Kebebasan Memperoleh Informasi dan Berekspresi Makin Luas, Tantangan Profesi Komunikasi Kian Berat
Di era media sosial, orang awam sekalipun dapat berperilaku sebagai pakar, sementara seorang pakar dapat dinilai sebagai awam.
TRIBUNJABAR.ID, BANDUNG - Kebebasan memperoleh informasi dan berekspresi kini semakin luas didukung teknologi informasi yang semakin maju dan berkembang.
Kebebasan memperoleh informasi dan berekspresi tersebut tak hanya menjadi peluang, namun juga menjadi tantangan bagi tatanan yang telah ada.
Pasalnya, di era media sosial, orang awam sekalipun dapat berperilaku sebagai pakar, sementara seorang pakar dapat dinilai sebagai awam.

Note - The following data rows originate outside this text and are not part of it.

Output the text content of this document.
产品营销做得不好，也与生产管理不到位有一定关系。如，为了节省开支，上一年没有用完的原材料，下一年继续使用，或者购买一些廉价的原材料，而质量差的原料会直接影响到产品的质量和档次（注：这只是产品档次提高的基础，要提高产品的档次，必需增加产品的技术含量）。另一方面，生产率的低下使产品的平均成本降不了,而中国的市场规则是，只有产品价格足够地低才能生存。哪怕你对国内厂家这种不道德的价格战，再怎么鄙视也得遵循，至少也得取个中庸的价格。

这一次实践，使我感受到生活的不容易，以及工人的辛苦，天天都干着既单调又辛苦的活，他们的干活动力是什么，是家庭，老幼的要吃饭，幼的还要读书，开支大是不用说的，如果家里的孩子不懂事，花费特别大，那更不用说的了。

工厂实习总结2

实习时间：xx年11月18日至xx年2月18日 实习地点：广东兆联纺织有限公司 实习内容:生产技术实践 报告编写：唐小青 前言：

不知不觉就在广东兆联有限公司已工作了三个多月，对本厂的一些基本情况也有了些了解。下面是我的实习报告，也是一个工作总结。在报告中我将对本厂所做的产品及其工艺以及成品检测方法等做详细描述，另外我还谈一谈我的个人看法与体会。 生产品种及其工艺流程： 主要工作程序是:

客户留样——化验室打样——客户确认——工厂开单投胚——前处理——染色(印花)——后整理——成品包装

Isu tersebut menjadi salah satu bahasan pada diskusi ke-2 Dewan Pakar Aspikom (Asosiasi Perguruan Tinggi Ilmu Komunikasi) Korwil Jawa Barat yang berlangsung secara virtual, Selasa (27/4/2021).
Dalam diskusi tersebut, turut hadir Suwandi Sumartias (Unpad), Alex Sobur (Unisba), Firsan Nova (Konsultan Humas) dan Muhammad Zulham (Ketua Aspikom Pusat).
Duskusi dipandu oleh Maylanny Christin. Sedangkan ketua Aspikom Korwil Jabar Ani Yuningsih tampil sebagai pembicara kunci.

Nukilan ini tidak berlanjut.